In 2015, the company announced that it invested £2 million in state-of-the-art digital studio equipment. The channel now produces nearly all its video content in High Definition (HD) through its studios in UK, India & Sri Lanka. IBC Tamil is available on several third party DTH satellite and OTT platforms around the world such as Asian Television Network, YuppTV and YouTube

== History ==
IBC Tamil was founded by Mr.A.C.Tarcisius and launched as a radio station in London on 9th June 1997 at WRN - Vauxhall, continued to voice for the Tamil diaspora around the world.
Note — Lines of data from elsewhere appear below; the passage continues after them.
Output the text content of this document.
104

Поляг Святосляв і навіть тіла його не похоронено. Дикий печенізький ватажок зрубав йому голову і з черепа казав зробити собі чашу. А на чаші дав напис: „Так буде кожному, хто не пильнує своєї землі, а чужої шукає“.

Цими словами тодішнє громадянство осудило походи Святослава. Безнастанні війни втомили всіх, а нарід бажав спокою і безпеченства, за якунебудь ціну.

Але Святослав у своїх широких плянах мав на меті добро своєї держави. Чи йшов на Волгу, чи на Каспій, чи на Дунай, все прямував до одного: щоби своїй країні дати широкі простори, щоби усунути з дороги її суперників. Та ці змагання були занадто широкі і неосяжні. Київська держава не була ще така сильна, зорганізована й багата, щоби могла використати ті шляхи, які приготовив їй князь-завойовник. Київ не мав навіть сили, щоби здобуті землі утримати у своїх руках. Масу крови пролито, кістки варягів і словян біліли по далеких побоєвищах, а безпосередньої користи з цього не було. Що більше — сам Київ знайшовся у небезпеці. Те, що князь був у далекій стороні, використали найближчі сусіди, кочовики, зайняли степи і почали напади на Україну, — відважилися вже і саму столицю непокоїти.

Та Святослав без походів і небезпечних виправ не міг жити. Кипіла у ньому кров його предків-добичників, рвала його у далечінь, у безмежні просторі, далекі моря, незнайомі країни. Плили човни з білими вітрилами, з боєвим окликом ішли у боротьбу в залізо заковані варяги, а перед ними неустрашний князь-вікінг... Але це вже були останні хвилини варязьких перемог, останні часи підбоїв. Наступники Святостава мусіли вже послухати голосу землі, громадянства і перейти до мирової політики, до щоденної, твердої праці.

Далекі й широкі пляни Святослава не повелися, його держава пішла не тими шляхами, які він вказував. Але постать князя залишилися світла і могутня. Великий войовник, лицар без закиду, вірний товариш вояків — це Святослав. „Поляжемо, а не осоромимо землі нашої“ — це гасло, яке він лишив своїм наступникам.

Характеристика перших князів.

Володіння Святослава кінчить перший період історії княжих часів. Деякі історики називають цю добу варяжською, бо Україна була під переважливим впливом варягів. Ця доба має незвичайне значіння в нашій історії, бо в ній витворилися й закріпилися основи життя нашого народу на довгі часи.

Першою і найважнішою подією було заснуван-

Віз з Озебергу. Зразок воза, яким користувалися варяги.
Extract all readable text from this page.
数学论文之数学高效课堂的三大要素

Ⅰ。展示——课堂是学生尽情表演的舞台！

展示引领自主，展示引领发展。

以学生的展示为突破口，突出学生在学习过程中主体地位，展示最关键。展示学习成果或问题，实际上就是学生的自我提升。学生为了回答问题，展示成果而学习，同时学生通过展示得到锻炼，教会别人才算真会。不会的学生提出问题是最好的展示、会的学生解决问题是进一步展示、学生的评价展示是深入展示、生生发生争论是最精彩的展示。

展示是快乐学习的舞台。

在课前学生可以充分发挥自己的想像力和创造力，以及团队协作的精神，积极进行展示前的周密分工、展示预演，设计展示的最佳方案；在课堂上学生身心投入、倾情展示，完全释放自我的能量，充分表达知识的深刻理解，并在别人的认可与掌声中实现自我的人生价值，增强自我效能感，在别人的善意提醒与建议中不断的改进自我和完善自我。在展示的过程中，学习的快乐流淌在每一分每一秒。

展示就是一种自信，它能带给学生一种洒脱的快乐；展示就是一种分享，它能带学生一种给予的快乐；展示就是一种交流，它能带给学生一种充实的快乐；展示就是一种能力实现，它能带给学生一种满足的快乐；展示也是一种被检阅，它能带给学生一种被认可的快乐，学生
From 2014 onwards, it is owned and run by London Tamil Media Ltd who, in April 2015, expanded the organization to include the television channel as well as a revamped news website updated round the clock.

== IBC Tamil Television ==
IBC Tamil Television was launched in April 2015 at a ceremonial event in London. Over 1500 people including prominent media personnel, celebrities and leading artists in the Tamil community attended the launch.

=== TV shows – current affairs and infotainment ===

==== IBC Tamil News ====

- Vanakkam Thamil
- Puthu Velichcham
- Gnayiru Vanakkam
- Unmayin Tharisanam
- Yaathum Oore
- Eela Thamilarum Sarvathesa Arasiyalum
- Ilavarasi
- Muranum Mudivum
- Vanakkam Thaainaadu
- Agam Puram
- Sarvathesa Pulanayvu
- Oorodu Uravaada
- Dineshin thedal
- Varthaga Nooku
- Airoppiya Neram
- France Neram
- Kaalakkuri

==== TV shows – Game shows and entertainment ====

- Nadana Raajas
- Thangakural thedal
- Paattukku Paattu
- Thamilukku thangam
- Short film express
- Kaasu mela
- Vanna Chittukkal
- Anthi Varum Neram (5 shows a week)
- Nadanthathu ennannaa
- Thiraikku pinnal
- Aaniye Pudunga Venam
- Kollywood Pakkam
- Vaadaa malar
- Ithaya Veenai
- Top 10 songs
- Nilavai Pidippom (Kids Show)
- Marma Kuzhal
- Patthodu Pathinondu
- Vilayadukalam
- The Lasya's Vrindrani Awards

== IBC Tamil Radio ==
Established in 1997, IBC Tamil radio is considered the largest and most popular radio station the Tamil diaspora. Its core audience is estimated to be over one million.

== IBC Tamil News website ==
Ibctamil.com is a news website updated round the clock. The website covers all prominent events in World Affairs with a focus on Sri Lanka and South India. This website is ranked top 100 websites in Sri Lanka.